China’s central bank maintained its benchmark loan prime rates at 3.00% for one-year loans and 3.50% for five-year loans, marking the 13th straight month without adjustment. This decision reflects a deliberate pause by policymakers who face the challenge of supporting economic growth while managing ongoing vulnerabilities in the credit and property sectors.
New lending data for May showed a moderate increase in yuan loans, rising to 520 billion yuan after a contraction in April. However, the figures still fell short of analyst expectations, underscoring persistent weak credit demand from households and businesses. The uneven recovery highlights the continuing strain on China’s domestic economy: export activity remains relatively resilient, but borrowing linked to the property market and consumer confidence remains subdued.
The governor of China’s central bank highlighted a significant shift toward direct financing over traditional bank lending, an indication of efforts to move away from reliance on credit- and property-driven growth.

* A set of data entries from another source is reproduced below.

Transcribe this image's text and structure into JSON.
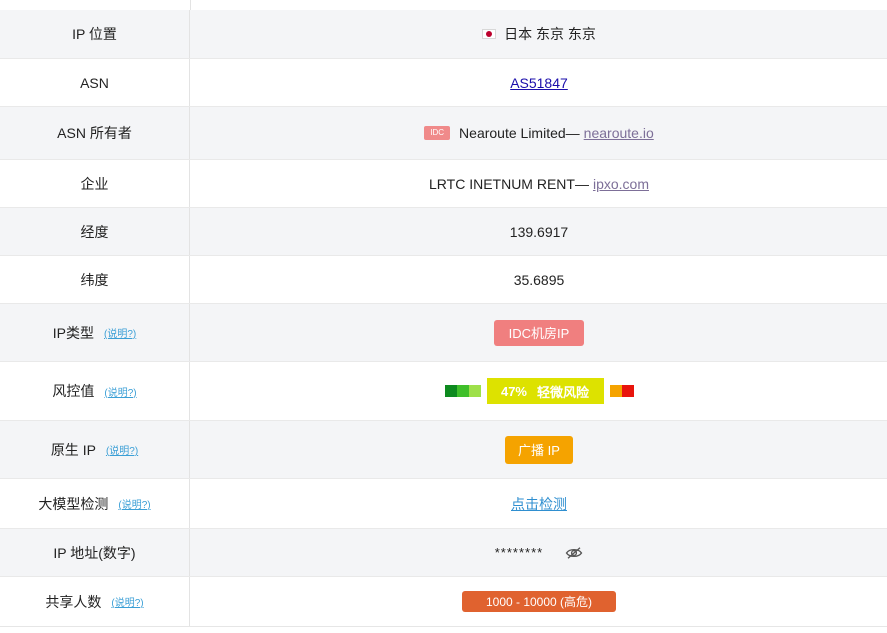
{
  "rows": {
    "ip_location": {
      "label": "IP 位置",
      "flag": "japan-flag",
      "value": "日本 东京 东京"
    },
    "asn": {
      "label": "ASN",
      "value": "AS51847"
    },
    "asn_owner": {
      "label": "ASN 所有者",
      "badge": "IDC",
      "name": "Nearoute Limited—",
      "link": "nearoute.io"
    },
    "enterprise": {
      "label": "企业",
      "name": "LRTC INETNUM RENT—",
      "link": "ipxo.com"
    },
    "longitude": {
      "label": "经度",
      "value": "139.6917"
    },
    "latitude": {
      "label": "纬度",
      "value": "35.6895"
    },
    "ip_type": {
      "label": "IP类型",
      "help": "(说明?)",
      "value": "IDC机房IP"
    },
    "risk": {
      "label": "风控值",
      "help": "(说明?)",
      "percent": "47%",
      "text": "轻微风险",
      "left_colors": [
        "#0d8a1f",
        "#3fbf2a",
        "#9ee04a"
      ],
      "right_colors": [
        "#f5a300",
        "#e8140c"
      ]
    },
    "native_ip": {
      "label": "原生 IP",
      "help": "(说明?)",
      "value": "广播 IP"
    },
    "llm_detect": {
      "label": "大模型检测",
      "help": "(说明?)",
      "value": "点击检测"
    },
    "ip_numeric": {
      "label": "IP 地址(数字)",
      "value": "********",
      "icon": "eye-off-icon"
    },
    "shared_users": {
      "label": "共享人数",
      "help": "(说明?)",
      "value": "1000 - 10000 (高危)"
    }
  }
}
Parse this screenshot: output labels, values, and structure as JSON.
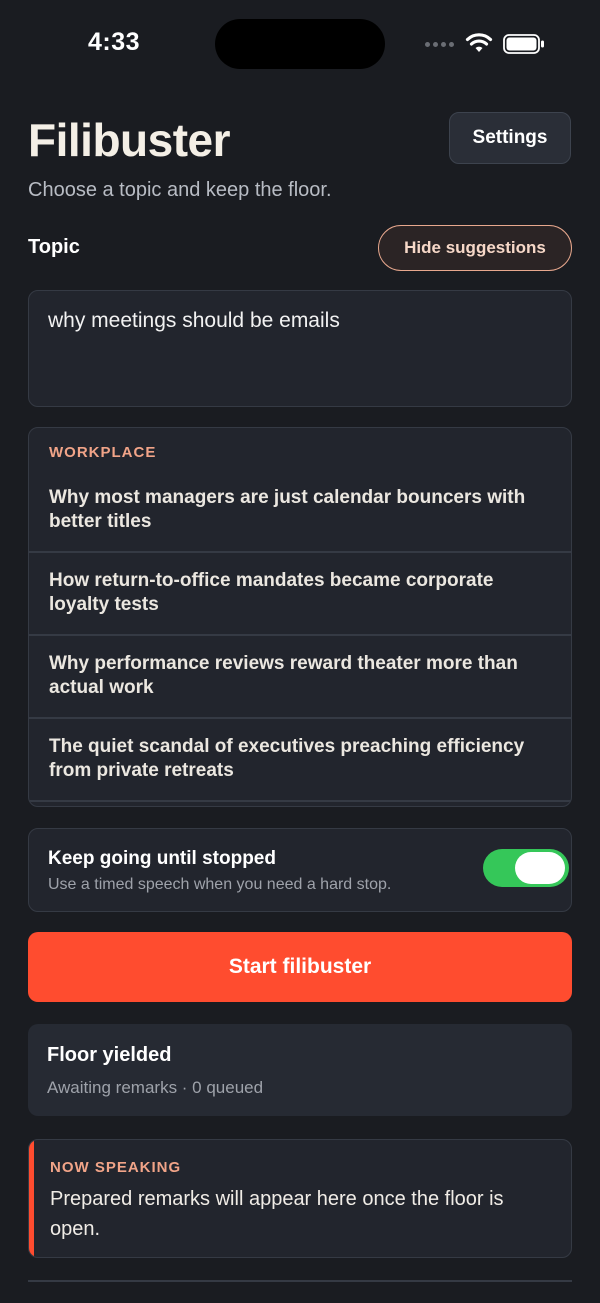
{
  "status_bar": {
    "time": "4:33"
  },
  "header": {
    "title": "Filibuster",
    "subtitle": "Choose a topic and keep the floor.",
    "settings_label": "Settings"
  },
  "topic": {
    "label": "Topic",
    "toggle_suggestions_label": "Hide suggestions",
    "input_value": "why meetings should be emails"
  },
  "suggestions": {
    "category": "WORKPLACE",
    "items": [
      "Why most managers are just calendar bouncers with better titles",
      "How return-to-office mandates became corporate loyalty tests",
      "Why performance reviews reward theater more than actual work",
      "The quiet scandal of executives preaching efficiency from private retreats"
    ]
  },
  "keep_going": {
    "title": "Keep going until stopped",
    "subtitle": "Use a timed speech when you need a hard stop.",
    "enabled": true
  },
  "start_button_label": "Start filibuster",
  "floor": {
    "title": "Floor yielded",
    "status": "Awaiting remarks · 0 queued"
  },
  "now_speaking": {
    "label": "NOW SPEAKING",
    "text": "Prepared remarks will appear here once the floor is open."
  },
  "colors": {
    "accent": "#ff4c2f",
    "toggle_on": "#35c759",
    "label_accent": "#f1a488",
    "background": "#1a1c21"
  }
}
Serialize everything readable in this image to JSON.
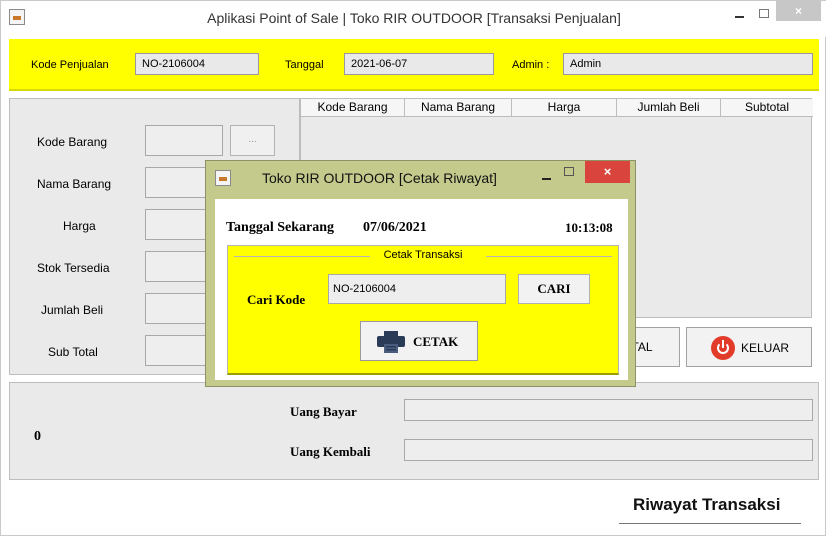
{
  "window": {
    "title": "Aplikasi Point of Sale | Toko RIR OUTDOOR [Transaksi Penjualan]",
    "close_symbol": "×",
    "icon": "java-cup-icon"
  },
  "header": {
    "kode_penjualan_label": "Kode Penjualan",
    "kode_penjualan_value": "NO-2106004",
    "tanggal_label": "Tanggal",
    "tanggal_value": "2021-06-07",
    "admin_label": "Admin :",
    "admin_value": "Admin",
    "bg_color": "#ffff00"
  },
  "form": {
    "kode_barang_label": "Kode Barang",
    "lookup_label": "...",
    "nama_barang_label": "Nama Barang",
    "harga_label": "Harga",
    "stok_label": "Stok Tersedia",
    "jumlah_beli_label": "Jumlah Beli",
    "sub_total_label": "Sub Total"
  },
  "table": {
    "columns": [
      "Kode Barang",
      "Nama Barang",
      "Harga",
      "Jumlah Beli",
      "Subtotal"
    ],
    "rows": []
  },
  "actions": {
    "total_label": "TAL",
    "keluar_label": "KELUAR",
    "keluar_icon": "power-icon"
  },
  "payment": {
    "total_value": "0",
    "uang_bayar_label": "Uang Bayar",
    "uang_bayar_value": "",
    "uang_kembali_label": "Uang Kembali",
    "uang_kembali_value": ""
  },
  "riwayat_label": "Riwayat Transaksi",
  "dialog": {
    "title": "Toko RIR OUTDOOR [Cetak Riwayat]",
    "close_symbol": "×",
    "tanggal_label": "Tanggal Sekarang",
    "tanggal_value": "07/06/2021",
    "time_value": "10:13:08",
    "group_title": "Cetak Transaksi",
    "cari_kode_label": "Cari Kode",
    "cari_kode_value": "NO-2106004",
    "cari_button": "CARI",
    "cetak_button": "CETAK",
    "cetak_icon": "printer-icon",
    "bg_color": "#c4c98c",
    "close_color": "#d9453c"
  }
}
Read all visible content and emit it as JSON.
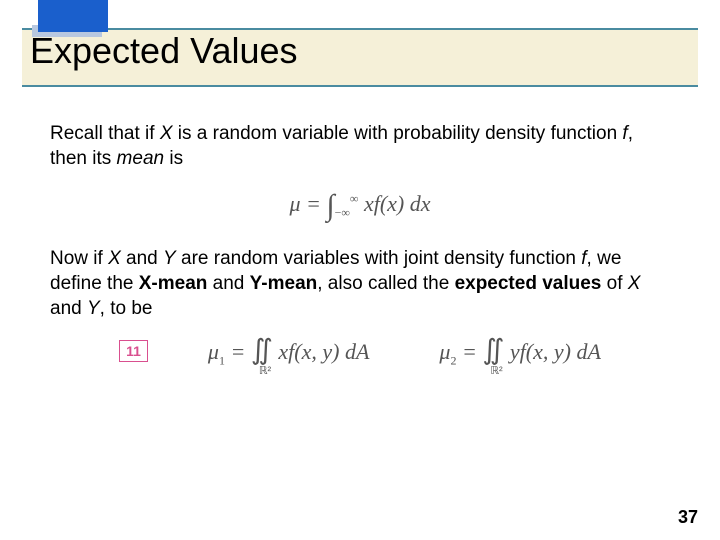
{
  "title": "Expected Values",
  "para1_a": "Recall that if ",
  "para1_b": " is a random variable with probability density function ",
  "para1_c": ", then its ",
  "para1_d": " is",
  "var_X": "X",
  "var_f": "f",
  "word_mean": "mean",
  "eq1": "μ = ∫ xf(x) dx",
  "eq1_lo": "−∞",
  "eq1_hi": "∞",
  "para2_a": "Now if ",
  "para2_b": " and ",
  "para2_c": " are random variables with joint density function ",
  "para2_d": ", we define the ",
  "para2_e": " and ",
  "para2_f": ", also called the ",
  "para2_g": " of ",
  "para2_h": " and ",
  "para2_i": ", to be",
  "var_Y": "Y",
  "xmean": "X-mean",
  "ymean": "Y-mean",
  "expected_values": "expected values",
  "badge": "11",
  "eq2a_lhs": "μ",
  "eq2a_sub": "1",
  "eq2a_rhs": " xf(x, y) dA",
  "eq2b_lhs": "μ",
  "eq2b_sub": "2",
  "eq2b_rhs": " yf(x, y) dA",
  "region": "ℝ²",
  "page": "37"
}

This adjustment in financial structure partly explains why broad interest rate cuts are unlikely in the near term. Market experts point out that the core issue is not liquidity shortage but a demand shortfall, suggesting that policy changes will remain gradual unless economic activity worsens beyond official tolerance levels.
Maintaining steady rates also helps prevent additional pressure on China’s currency and avoids exacerbating risks in the fragile property sector by flooding it with cheaper credit. For international markets, especially the United States, China’s cautious stance carries broader implications. Slower growth in China can reduce demand for commodities and goods, negatively affecting exporters and multinational corporations exposed to the Chinese market.
Overall, the latest decision signals Beijing’s ongoing effort to balance growth stabilization with structural reforms aimed at curbing excessive leverage and dependency on property. The central bank’s approach signals a cautious path forward, carefully calibrating support for the economy without reigniting financial vulnerabilities.